As of November 9, 2020, owners of partnerships and S corporations in those states allowing pass-through entities to pay state tax at the entity level can deduct those taxes on their federal returns with the U.S. Department of the Treasury’s blessing.
Under the Tax Cuts and Jobs Act of 2017, Congress limited an individual’s state and local tax deduction on the federal income tax return to $10,000 per year. Corporations, however, are not subject to the SALT deduction limit. States attempted several creative workarounds, and the Treasury quickly shut down the most egregious.
However, in January 2018, Connecticut enacted a law to tax pass-through entities at the entity level (a pass-through entity tax or PET). Tax practitioners posited that, if the entity paid the state tax, it could deduct the state taxes paid against the entity’s federally taxable income.
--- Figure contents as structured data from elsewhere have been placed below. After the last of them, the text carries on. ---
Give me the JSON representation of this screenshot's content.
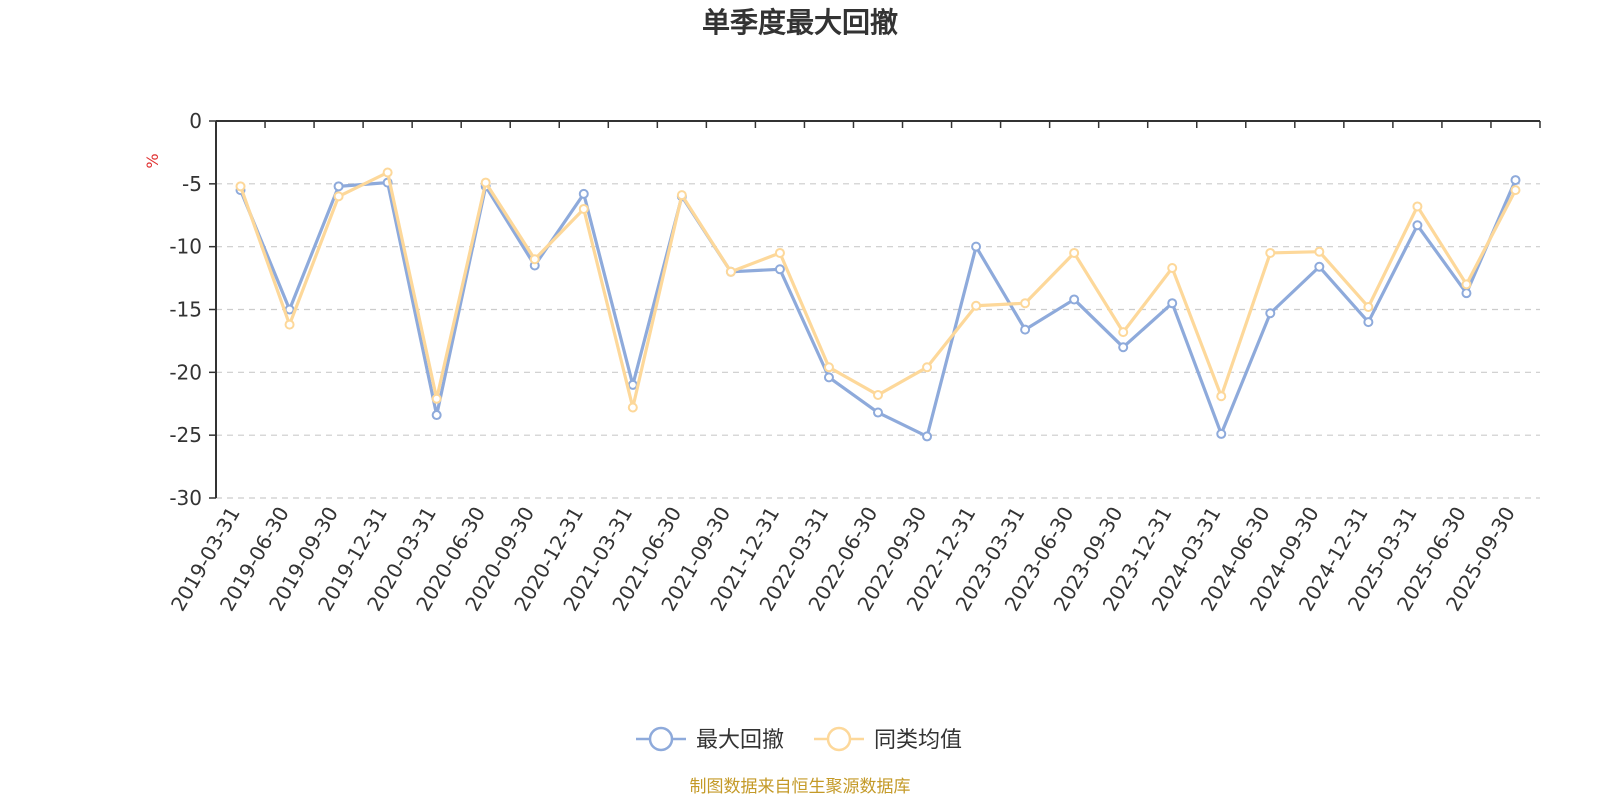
{
  "chart_data": {
    "type": "line",
    "title": "单季度最大回撤",
    "ylabel": "%",
    "xlabel": "",
    "ylim": [
      -30,
      0
    ],
    "yticks": [
      0,
      -5,
      -10,
      -15,
      -20,
      -25,
      -30
    ],
    "grid": true,
    "legend_position": "bottom",
    "categories": [
      "2019-03-31",
      "2019-06-30",
      "2019-09-30",
      "2019-12-31",
      "2020-03-31",
      "2020-06-30",
      "2020-09-30",
      "2020-12-31",
      "2021-03-31",
      "2021-06-30",
      "2021-09-30",
      "2021-12-31",
      "2022-03-31",
      "2022-06-30",
      "2022-09-30",
      "2022-12-31",
      "2023-03-31",
      "2023-06-30",
      "2023-09-30",
      "2023-12-31",
      "2024-03-31",
      "2024-06-30",
      "2024-09-30",
      "2024-12-31",
      "2025-03-31",
      "2025-06-30",
      "2025-09-30"
    ],
    "series": [
      {
        "name": "最大回撤",
        "color": "#8eaadb",
        "values": [
          -5.5,
          -15.0,
          -5.2,
          -4.9,
          -23.4,
          -5.2,
          -11.5,
          -5.8,
          -21.0,
          -6.0,
          -12.0,
          -11.8,
          -20.4,
          -23.2,
          -25.1,
          -10.0,
          -16.6,
          -14.2,
          -18.0,
          -14.5,
          -24.9,
          -15.3,
          -11.6,
          -16.0,
          -8.3,
          -13.7,
          -4.7
        ]
      },
      {
        "name": "同类均值",
        "color": "#fdd89a",
        "values": [
          -5.2,
          -16.2,
          -6.0,
          -4.1,
          -22.1,
          -4.9,
          -11.0,
          -7.0,
          -22.8,
          -5.9,
          -12.0,
          -10.5,
          -19.6,
          -21.8,
          -19.6,
          -14.7,
          -14.5,
          -10.5,
          -16.8,
          -11.7,
          -21.9,
          -10.5,
          -10.4,
          -14.8,
          -6.8,
          -13.0,
          -5.5
        ]
      }
    ]
  },
  "source_text": "制图数据来自恒生聚源数据库"
}
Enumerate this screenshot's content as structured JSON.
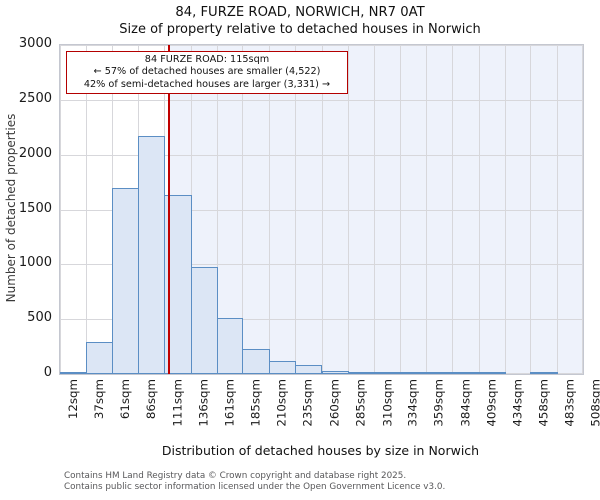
{
  "title": "84, FURZE ROAD, NORWICH, NR7 0AT",
  "subtitle": "Size of property relative to detached houses in Norwich",
  "annotation": {
    "line1": "84 FURZE ROAD: 115sqm",
    "line2": "← 57% of detached houses are smaller (4,522)",
    "line3": "42% of semi-detached houses are larger (3,331) →"
  },
  "chart_data": {
    "type": "bar",
    "subtype": "histogram",
    "title": "84, FURZE ROAD, NORWICH, NR7 0AT",
    "subtitle": "Size of property relative to detached houses in Norwich",
    "xlabel": "Distribution of detached houses by size in Norwich",
    "ylabel": "Number of detached properties",
    "ylim": [
      0,
      3000
    ],
    "yticks": [
      0,
      500,
      1000,
      1500,
      2000,
      2500,
      3000
    ],
    "bin_edges_sqm": [
      12,
      37,
      61,
      86,
      111,
      136,
      161,
      185,
      210,
      235,
      260,
      285,
      310,
      334,
      359,
      384,
      409,
      434,
      458,
      483,
      508
    ],
    "x_tick_labels": [
      "12sqm",
      "37sqm",
      "61sqm",
      "86sqm",
      "111sqm",
      "136sqm",
      "161sqm",
      "185sqm",
      "210sqm",
      "235sqm",
      "260sqm",
      "285sqm",
      "310sqm",
      "334sqm",
      "359sqm",
      "384sqm",
      "409sqm",
      "434sqm",
      "458sqm",
      "483sqm",
      "508sqm"
    ],
    "values": [
      15,
      290,
      1700,
      2170,
      1630,
      980,
      510,
      230,
      120,
      80,
      30,
      15,
      9,
      6,
      5,
      5,
      5,
      0,
      5,
      0
    ],
    "marker_value_sqm": 115,
    "grid": true,
    "legend": false,
    "colors": {
      "bar_fill": "#dce6f5",
      "bar_stroke": "#5b8ec4",
      "marker_line": "#c00000",
      "annotation_border": "#b40000",
      "shade_right_of_marker": "#eef2fb",
      "gridline": "#d7d7db"
    }
  },
  "footer": {
    "line1": "Contains HM Land Registry data © Crown copyright and database right 2025.",
    "line2": "Contains public sector information licensed under the Open Government Licence v3.0."
  }
}
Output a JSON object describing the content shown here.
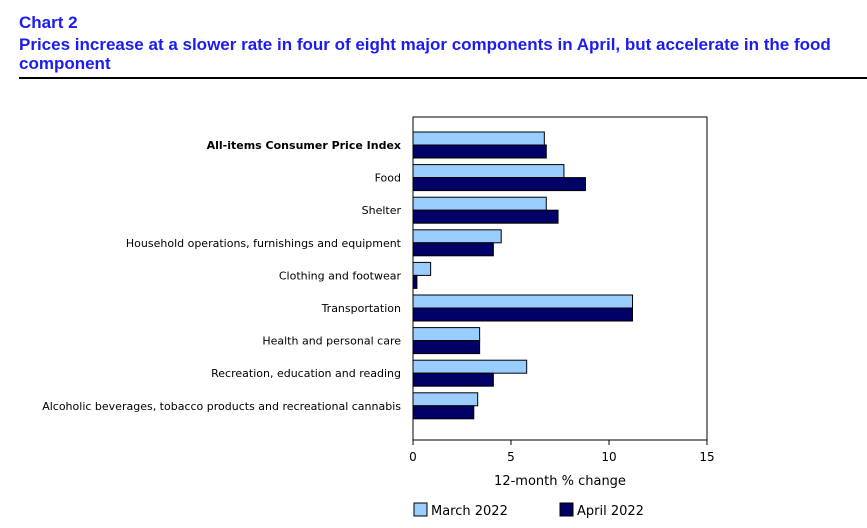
{
  "header": {
    "chart_number": "Chart 2",
    "title": "Prices increase at a slower rate in four of eight major components in April, but accelerate in the food component"
  },
  "chart_data": {
    "type": "bar",
    "orientation": "horizontal",
    "categories": [
      "All-items Consumer Price Index",
      "Food",
      "Shelter",
      "Household operations, furnishings and equipment",
      "Clothing and footwear",
      "Transportation",
      "Health and personal care",
      "Recreation, education and reading",
      "Alcoholic beverages, tobacco products and recreational cannabis"
    ],
    "bold_categories": [
      "All-items Consumer Price Index"
    ],
    "series": [
      {
        "name": "March 2022",
        "color": "#99ccff",
        "values": [
          6.7,
          7.7,
          6.8,
          4.5,
          0.9,
          11.2,
          3.4,
          5.8,
          3.3
        ]
      },
      {
        "name": "April 2022",
        "color": "#000066",
        "values": [
          6.8,
          8.8,
          7.4,
          4.1,
          0.2,
          11.2,
          3.4,
          4.1,
          3.1
        ]
      }
    ],
    "xlabel": "12-month % change",
    "xlim": [
      0,
      15
    ],
    "xticks": [
      0,
      5,
      10,
      15
    ],
    "grid": false,
    "legend_position": "bottom"
  }
}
This had the effect of passing the economic benefit of the uncapped state tax deduction to pass-through owners.
Connecticut’s legislation opened the door for several other states to enact similar PET legislation, with one important wrinkle; the subsequent states allowed passthrough entities to elect into the PET. Although practitioners were generally confident these PETs remained deductible, the Treasury announcement and expected proposed regulations from Treasury are a welcome confidence boost.
Treasury’s announcement Monday specified that the proposed regulations will provide that state taxes paid by pass-through entities and described under Section 164(b)(2) are deductible against U.S. federal income taxes, even if the entity could have instead elected to pass through the state tax liability to the entity owners.
Other states with elective PET laws include Wisconsin, Louisiana, Maryland, New Jersey and Oklahoma.